Synopsis: We meet Jesse and Celine nine years on in Greece. Almost two decades have passed since their first meeting on that train bound for Vienna.
Stars: Ethan Hawke, Julie Delpy
Director: Richard Linklater
Running Length: 109 minutes
TMMM Score: (8/10)
Review: Well here we are…20 years after Before Sunrise was released and 9 years after its sequel added a new chapter to the story of Jesse and Celine. Though Before Sunrise ended with no real plans for a sequel, the final moments of Before Sunset could be seen as having more room to continue the story should stars Julie Delpy, Ethan Hawke, and director Richard Linklater (Bernie) want to return down the road.

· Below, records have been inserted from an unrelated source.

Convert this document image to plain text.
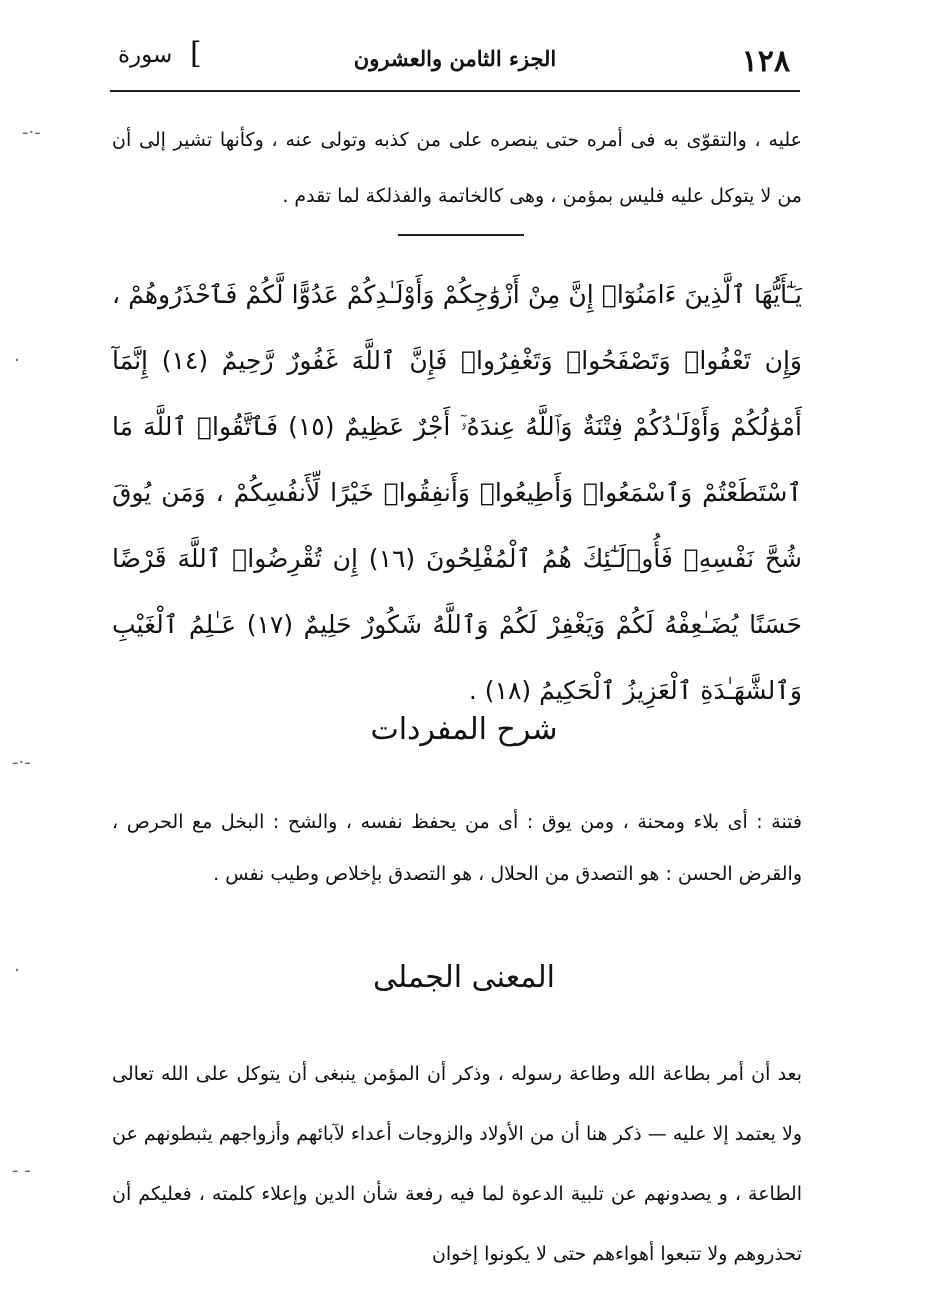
١٢٨
الجزء الثامن والعشرون
[
سورة
عليه ، والتقوّى به فى أمره حتى ينصره على من كذبه وتولى عنه ، وكأنها تشير إلى أن من لا يتوكل عليه فليس بمؤمن ، وهى كالخاتمة والفذلكة لما تقدم .
يَـٰٓأَيُّهَا ٱلَّذِينَ ءَامَنُوٓا۟ إِنَّ مِنْ أَزْوَٰجِكُمْ وَأَوْلَـٰدِكُمْ عَدُوًّا لَّكُمْ فَٱحْذَرُوهُمْ ، وَإِن تَعْفُوا۟ وَتَصْفَحُوا۟ وَتَغْفِرُوا۟ فَإِنَّ ٱللَّهَ غَفُورٌ رَّحِيمٌ (١٤) إِنَّمَآ أَمْوَٰلُكُمْ وَأَوْلَـٰدُكُمْ فِتْنَةٌ وَٱللَّهُ عِندَهُۥٓ أَجْرٌ عَظِيمٌ (١٥) فَٱتَّقُوا۟ ٱللَّهَ مَا ٱسْتَطَعْتُمْ وَٱسْمَعُوا۟ وَأَطِيعُوا۟ وَأَنفِقُوا۟ خَيْرًا لِّأَنفُسِكُمْ ، وَمَن يُوقَ شُحَّ نَفْسِهِۦ فَأُو۟لَـٰٓئِكَ هُمُ ٱلْمُفْلِحُونَ (١٦) إِن تُقْرِضُوا۟ ٱللَّهَ قَرْضًا حَسَنًا يُضَـٰعِفْهُ لَكُمْ وَيَغْفِرْ لَكُمْ وَٱللَّهُ شَكُورٌ حَلِيمٌ (١٧) عَـٰلِمُ ٱلْغَيْبِ وَٱلشَّهَـٰدَةِ ٱلْعَزِيزُ ٱلْحَكِيمُ (١٨) .
شرح المفردات
فتنة : أى بلاء ومحنة ، ومن يوق : أى من يحفظ نفسه ، والشح : البخل مع الحرص ، والقرض الحسن : هو التصدق من الحلال ، هو التصدق بإخلاص وطيب نفس .
المعنى الجملى
بعد أن أمر بطاعة الله وطاعة رسوله ، وذكر أن المؤمن ينبغى أن يتوكل على الله تعالى ولا يعتمد إلا عليه — ذكر هنا أن من الأولاد والزوجات أعداء لآبائهم وأزواجهم يثبطونهم عن الطاعة ، و يصدونهم عن تلبية الدعوة لما فيه رفعة شأن الدين وإعلاء كلمته ، فعليكم أن تحذروهم ولا تتبعوا أهواءهم حتى لا يكونوا إخوان
-·-
-·-
- -
·
·
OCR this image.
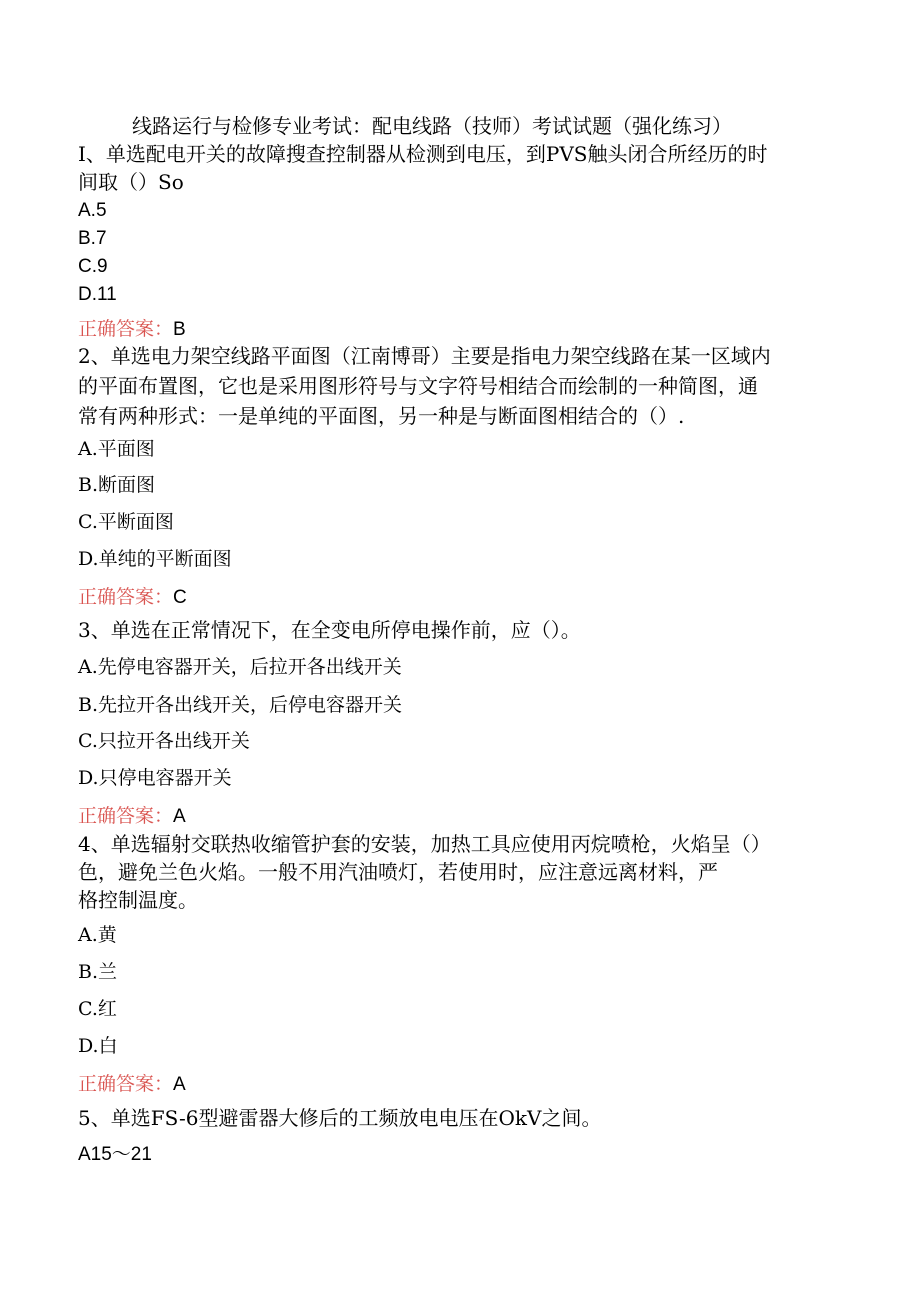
线路运行与检修专业考试：配电线路（技师）考试试题（强化练习）
I、单选配电开关的故障搜查控制器从检测到电压，到PVS触头闭合所经历的时
间取（）So
A.5
B.7
C.9
D.11
正确答案：B
2、单选电力架空线路平面图（江南博哥）主要是指电力架空线路在某一区域内
的平面布置图，它也是采用图形符号与文字符号相结合而绘制的一种简图，通
常有两种形式：一是单纯的平面图，另一种是与断面图相结合的（）.
A.平面图
B.断面图
C.平断面图
D.单纯的平断面图
正确答案：C
3、单选在正常情况下，在全变电所停电操作前，应（）。
A.先停电容器开关，后拉开各出线开关
B.先拉开各出线开关，后停电容器开关
C.只拉开各出线开关
D.只停电容器开关
正确答案：A
4、单选辐射交联热收缩管护套的安装，加热工具应使用丙烷喷枪，火焰呈（）
色，避免兰色火焰。一般不用汽油喷灯，若使用时，应注意远离材料，严
格控制温度。
A.黄
B.兰
C.红
D.白
正确答案：A
5、单选FS-6型避雷器大修后的工频放电电压在OkV之间。
A15～21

Turns out that the supposed final chapter was a decade away…and worth the wait.
The two that first met on a train and spent a night in Vienna only to meet up again in Paris are now married with twin girls. Vacationing in Greece, the film opens as Hawke (The Purge, Sinister) takes his young son from his first marriage to the airport, sending him home to NYC and his mother after a summer with his dad. Waiting outside is Celine (Delpy) and the film really kicks into gear on the ride home from the airport in a masterful scene done in nearly one long take capturing a conversation between Jesse and Celine.
By now, Delpy and Hawke must have formed an invisible bond that allows dialogue to flow without any hesitation. Though the dialogue and filming technique may suggest the script was improvised, it’s been said that the opposite was true. Delpy, Hawke, and Linklater were strict with what they wrote and held each other accountable for the dialogue. You’d never know it the way Delpy and Hawke deliver their lines…like two people having a conversation in the most naturalistic of styles.
Though I was worried that more secondary characters than ever are introduced in the first half of the film, I was pleased that their presence gave way to such focused dialogue on marriage, love, and relationships. In different hands the words may have sounded grandiose and lugubrious, more interested in making people sound smart instead of honest…but it all works in a really majestic sort of way.
Unlike the awful This is 40, Before Midnight is able to show the complexities of marriage in a truthful and observant manner. Jesse and Celine find themselves at a believable crossroads about their future and how Delpy, Hawke, and Linklater work their way toward a final painfully honest and brilliantly executed scene should be richly rewarded. You rarely get the kind of satisfaction from an ongoing series as you do in Before Midnight.
I watched all three of the Before films in one sitting and I have to say…I highly recommend it. It’s interesting that Hawke mentions in Before Sunrise what life may be like in 10, 20, years…and then to actually see the actors 10, 20 years later is remarkable. A fitting conclusion to the story of Jesse and Celine…at least until the next film which I hope comes our way in another 10 years.